In the original quote Leibniz uses the term "analysis situs" which means position analysis which was transformed to "geometria situs" or "geometry of position". Nowadays the same term indicates the Graph Theory.
The Four Color Problem dates back to 1852 when Francis Guthrie, while trying to color the map of counties of England noticed that four colors sufficed. He asked his brother Frederick if it was true that any map can be colored using four colors in such a way that adjacent regions (i.e. those sharing a common boundary segment, not just a point) receive different colors. Frederick Guthrie then communicated the conjecture to DeMorgan. The first printed reference is due to Cayley in 1878.
A year later the first "proof" by Kempe appeared; its incorrectness was pointed out by Heawood 11 years later. Another failed proof is due to Tait in 1880; a gap in the argument was pointed out by Petersen in 1891. Both failed proofs did have some value, though. Kempe discovered what became known as Kempe chains, and Tait found an equivalent formulation of the Four Color Theorem in terms of 3-edge-coloring.
The next major contribution came from Birkhoff whose work allowed Franklin in 1922 to prove that the four color conjecture is true for maps with at most 25 regions. It was also used by other mathematicians to make various forms of progress on the four color problem. We should specifically mention Heesch who developed the two main ingredients needed for the ultimate proof - reducibility and discharging. While the concept of reducibility was studied by other researchers as well, it appears that the idea of discharging, crucial for the unavoidability part of the proof, is due to Heesch, and that it was he who conjectured that a suitable development of this method would solve the Four Color Problem.
This was confirmed by Appel and Haken in 1976, when they published their proof of the Four Color Theorem.
The study of graphs is known as graph theory, and was first systematically investigated by D. Konig in the 1930s. Unfortunately, as Gardner notes, "The confusion of this term [i.e., the term "graph" to describe a network of vertices and edges] with the 'graphs' of analytic geometry [i.e., plots of functions] is regrettable, but the term has stuck." Some educators use the term "vertex-edge graph" for a connected set of nodes in an attempt to preserve the common usage of "graph" to mean the plot of a function.
In Mathematics and Computer Science, Graph Theory studies the properties of graphs.

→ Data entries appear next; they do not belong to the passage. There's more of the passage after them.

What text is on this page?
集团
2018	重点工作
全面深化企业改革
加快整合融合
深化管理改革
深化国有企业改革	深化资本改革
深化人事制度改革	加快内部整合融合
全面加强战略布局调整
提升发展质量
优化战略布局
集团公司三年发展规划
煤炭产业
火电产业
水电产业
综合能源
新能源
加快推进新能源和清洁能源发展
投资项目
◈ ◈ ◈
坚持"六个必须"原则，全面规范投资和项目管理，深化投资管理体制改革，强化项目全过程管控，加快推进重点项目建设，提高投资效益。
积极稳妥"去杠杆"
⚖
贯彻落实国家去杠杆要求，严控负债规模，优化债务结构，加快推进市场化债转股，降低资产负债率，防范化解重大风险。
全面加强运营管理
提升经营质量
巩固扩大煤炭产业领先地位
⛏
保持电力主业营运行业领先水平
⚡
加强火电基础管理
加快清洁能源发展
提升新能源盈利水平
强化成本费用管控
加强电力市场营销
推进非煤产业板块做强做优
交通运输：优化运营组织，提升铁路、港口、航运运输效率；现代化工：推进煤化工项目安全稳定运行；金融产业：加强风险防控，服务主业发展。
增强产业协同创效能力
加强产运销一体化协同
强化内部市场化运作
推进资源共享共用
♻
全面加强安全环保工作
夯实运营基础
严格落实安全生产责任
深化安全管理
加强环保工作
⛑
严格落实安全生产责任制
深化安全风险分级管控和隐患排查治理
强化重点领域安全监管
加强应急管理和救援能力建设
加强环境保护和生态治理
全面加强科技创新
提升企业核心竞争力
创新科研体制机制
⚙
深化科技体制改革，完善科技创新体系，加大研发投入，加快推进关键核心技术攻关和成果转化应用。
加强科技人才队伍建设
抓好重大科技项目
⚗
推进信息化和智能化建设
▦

The term graph is used in Mathematics to mean a chart displaying numerical data, such as a bar graph. In Computer Science graphs are drawn using circles or large dots to denote objects.
Thus, a graph is a set of objects called vertices (or nodes) connected by links called edges (or arcs) which can be directed (assigned a direction). Typically, a graph is designed as a set of dots (the vertices) connected by lines (the edges). Lines indicate some sort of relationship between the objects.

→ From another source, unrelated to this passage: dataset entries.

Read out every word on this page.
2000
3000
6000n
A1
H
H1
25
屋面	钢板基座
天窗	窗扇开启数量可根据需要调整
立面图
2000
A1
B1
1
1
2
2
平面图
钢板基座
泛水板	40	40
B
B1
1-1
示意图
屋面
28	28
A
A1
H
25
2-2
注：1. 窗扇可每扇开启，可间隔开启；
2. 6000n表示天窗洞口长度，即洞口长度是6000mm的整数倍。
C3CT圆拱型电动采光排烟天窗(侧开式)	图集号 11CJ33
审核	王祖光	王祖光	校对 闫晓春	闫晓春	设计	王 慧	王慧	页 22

Structures that can be represented as graphs are ubiquitous, and many problems of practical interest can be represented by graphs. The link structure of a website could be represented by a directed graph: the vertices are the web pages available at the website and there's a directed edge from page A to page B if and only if A contains a link to B. The development of algorithms to handle graphs is therefore of major interest in computer science.

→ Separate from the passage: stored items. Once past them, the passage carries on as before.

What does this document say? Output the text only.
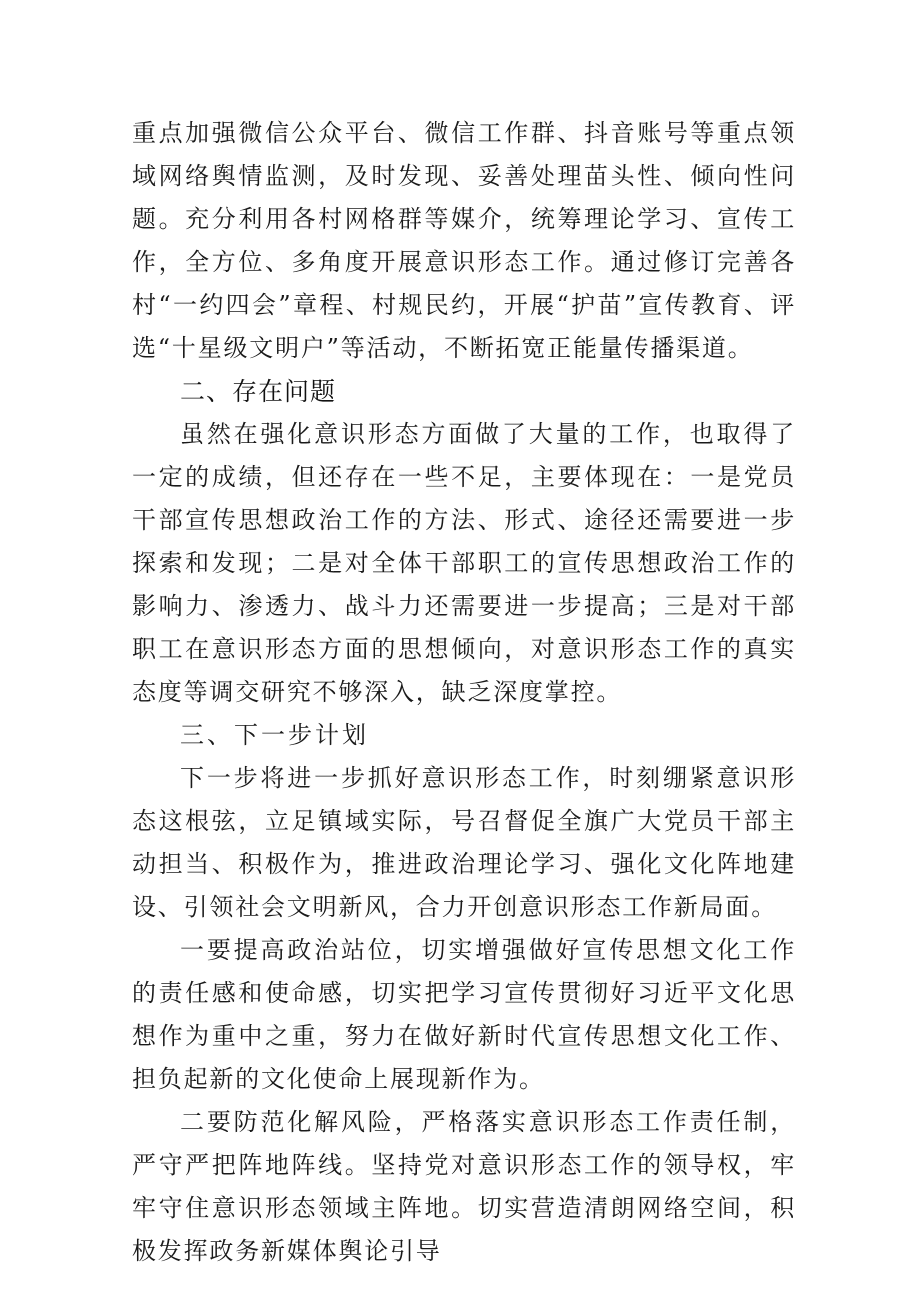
重点加强微信公众平台、微信工作群、抖音账号等重点领域网络舆情监测，及时发现、妥善处理苗头性、倾向性问题。充分利用各村网格群等媒介，统筹理论学习、宣传工作，全方位、多角度开展意识形态工作。通过修订完善各村“一约四会”章程、村规民约，开展“护苗”宣传教育、评选“十星级文明户”等活动，不断拓宽正能量传播渠道。

二、存在问题

虽然在强化意识形态方面做了大量的工作，也取得了一定的成绩，但还存在一些不足，主要体现在：一是党员干部宣传思想政治工作的方法、形式、途径还需要进一步探索和发现；二是对全体干部职工的宣传思想政治工作的影响力、渗透力、战斗力还需要进一步提高；三是对干部职工在意识形态方面的思想倾向，对意识形态工作的真实态度等调交研究不够深入，缺乏深度掌控。

三、下一步计划

下一步将进一步抓好意识形态工作，时刻绷紧意识形态这根弦，立足镇域实际，号召督促全旗广大党员干部主动担当、积极作为，推进政治理论学习、强化文化阵地建设、引领社会文明新风，合力开创意识形态工作新局面。

一要提高政治站位，切实增强做好宣传思想文化工作的责任感和使命感，切实把学习宣传贯彻好习近平文化思想作为重中之重，努力在做好新时代宣传思想文化工作、担负起新的文化使命上展现新作为。

二要防范化解风险，严格落实意识形态工作责任制，严守严把阵地阵线。坚持党对意识形态工作的领导权，牢牢守住意识形态领域主阵地。切实营造清朗网络空间，积极发挥政务新媒体舆论引导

A graph structure can be extended by assigning a weight to each edge. Graphs with weights can be used to represent many different concepts; for example if the graph represents a road network, the weights could represent the length of each road. Another way to extend basic graphs is by making the edges to the graph directional (A links to B, but B does not necessarily link to A, as in webpages), technically called a directed graph or digraph. A digraph with weighted edges is called a network.